1. **Do employees who live more than 20 miles away `DistanceFromHome` have a higher tendency to leave the company `Attrition`?**

**No**

2. **Are employees who have a higher level of satisfaction with the work environment `EnvironmentSatisfactionLevel` more likely to stay at the company  `Attrition`?**

No

3. **Are employees who receive more training opportunities `TrainingOpportunitiesTaken` less likely to leave the company `Attrition`?**

No

4. **Does an increase in salary `Salary` positively impact employee retention `Attrition`?**

Yes

5. **Does working overtime `OverTime` negatively affect employee retention `Attrition`?**

Yes

6. **Is there a correlation between an employee’s gender `Gender` and retention rate `Attrition`?**

Yes

7. **Are employees who frequently travel for business `BusinessTravel` more likely to leave the company `Attrition` compared to others?**

Yes

__________________________

### Results

1. The `Distance From Home` exceeding 20 miles does not have a significant impact on employee turnover.
   
2. Higher `Job Satisfaction` does not show a clear influence on employees' decision to remain with the company.

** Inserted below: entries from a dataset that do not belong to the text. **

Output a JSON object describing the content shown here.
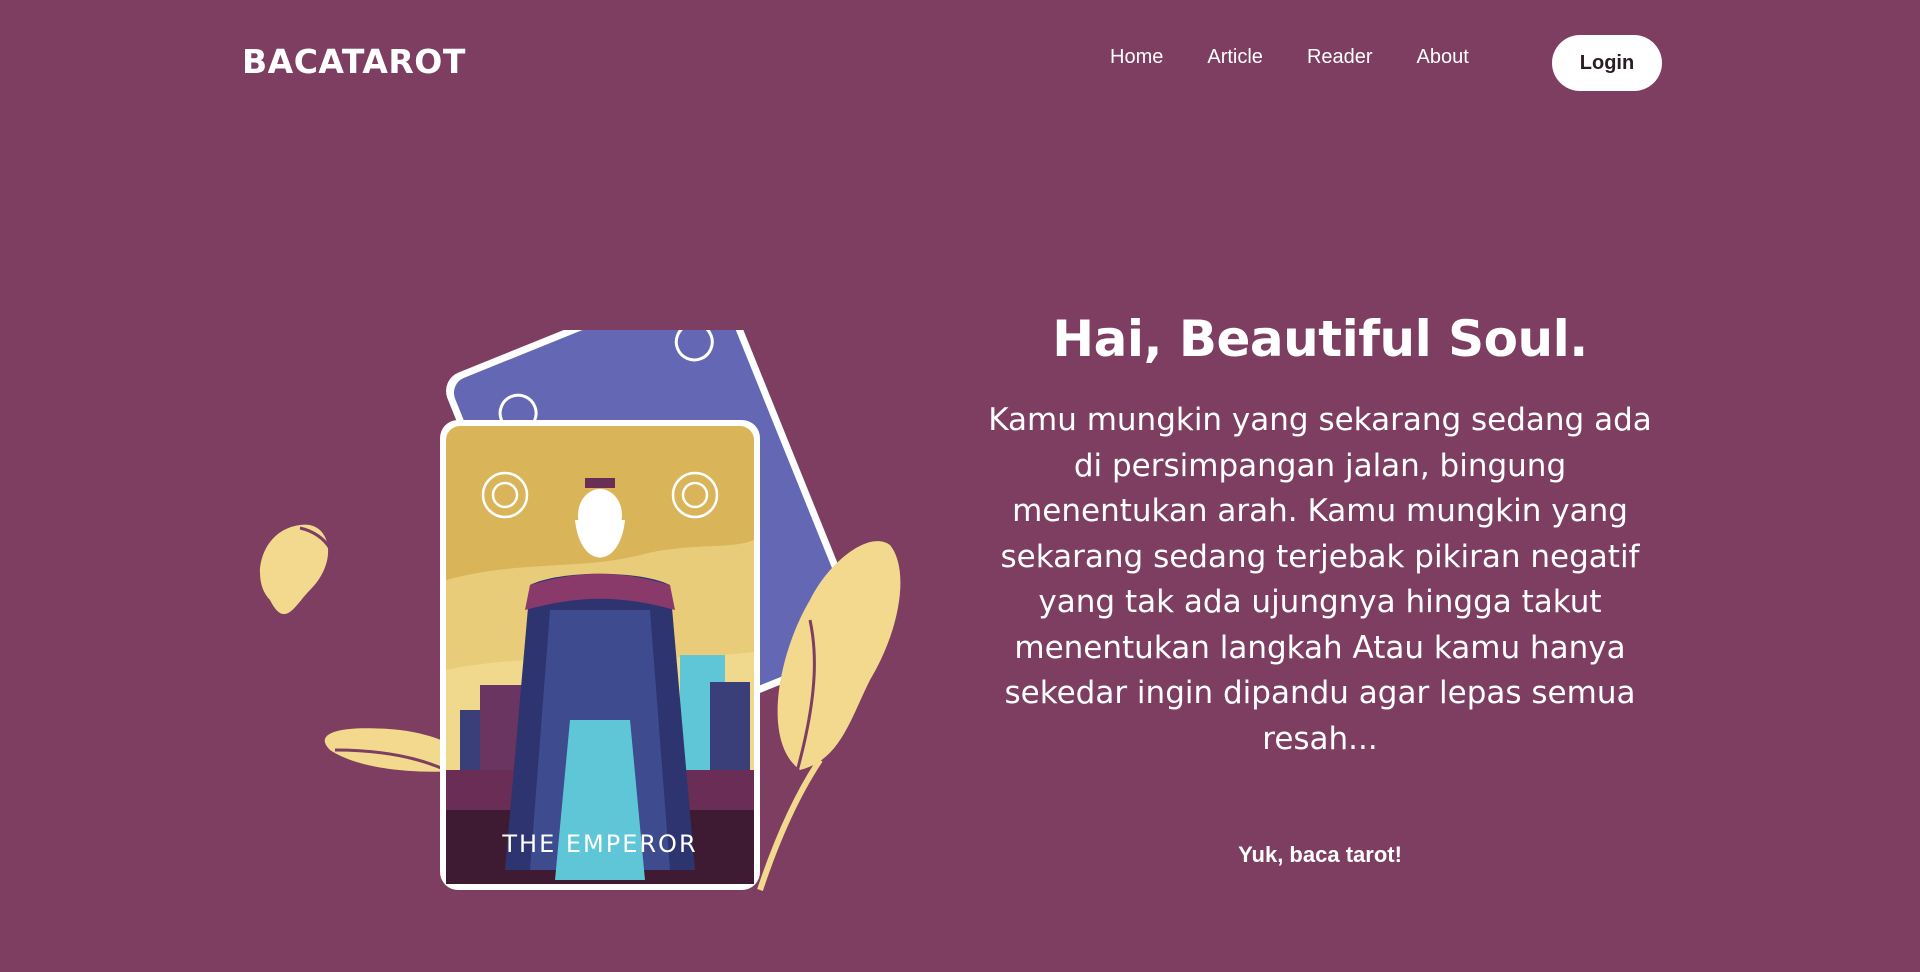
{
  "brand": {
    "name": "BACATAROT"
  },
  "nav": {
    "items": [
      {
        "label": "Home"
      },
      {
        "label": "Article"
      },
      {
        "label": "Reader"
      },
      {
        "label": "About"
      }
    ],
    "login_label": "Login"
  },
  "hero": {
    "title": "Hai, Beautiful Soul.",
    "description": "Kamu mungkin yang sekarang sedang ada di persimpangan jalan, bingung menentukan arah. Kamu mungkin yang sekarang sedang terjebak pikiran negatif yang tak ada ujungnya hingga takut menentukan langkah Atau kamu hanya sekedar ingin dipandu agar lepas semua resah...",
    "cta_label": "Yuk, baca tarot!",
    "card_caption": "THE EMPEROR"
  },
  "colors": {
    "background": "#7d3e61",
    "accent_gold": "#e6c36a",
    "leaf": "#f2d98e",
    "back_card": "#6468b4"
  }
}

3. Providing additional `Training Opportunities` does not significantly affect employee retention.

4. An increase in `Salary` positively impacts employee retention, with higher salaries leading to a greater likelihood of employees staying.

5. `OverTime` negatively affects employee retention, contributing to a higher likelihood of turnover.

6. There is a notable relationship between `Gender` and retention rates. Female employees are less likely to leave the company compared to their male counterparts.

7. Employees who frequently travel for `Business Travel` are more likely to leave the company compared to those who travel less frequently.


### Summary

The analysis indicates that certain factors, such as `Salary` increases and `Gender`, significantly influence employee retention, with higher salaries leading to longer tenures and female employees being less likely to leave the company. However, other factors, including `Job Satisfaction`, `Distance From Home`, and `Training Opportunities`, do not show a clear or strong impact on retention. Additionally, `OverTime` and frequent `Business Travel` are associated with higher turnover rates.

While these findings provide useful insights, further in-depth analysis and verification are needed to understand better the complex dynamics between these variables and employee retention.

# END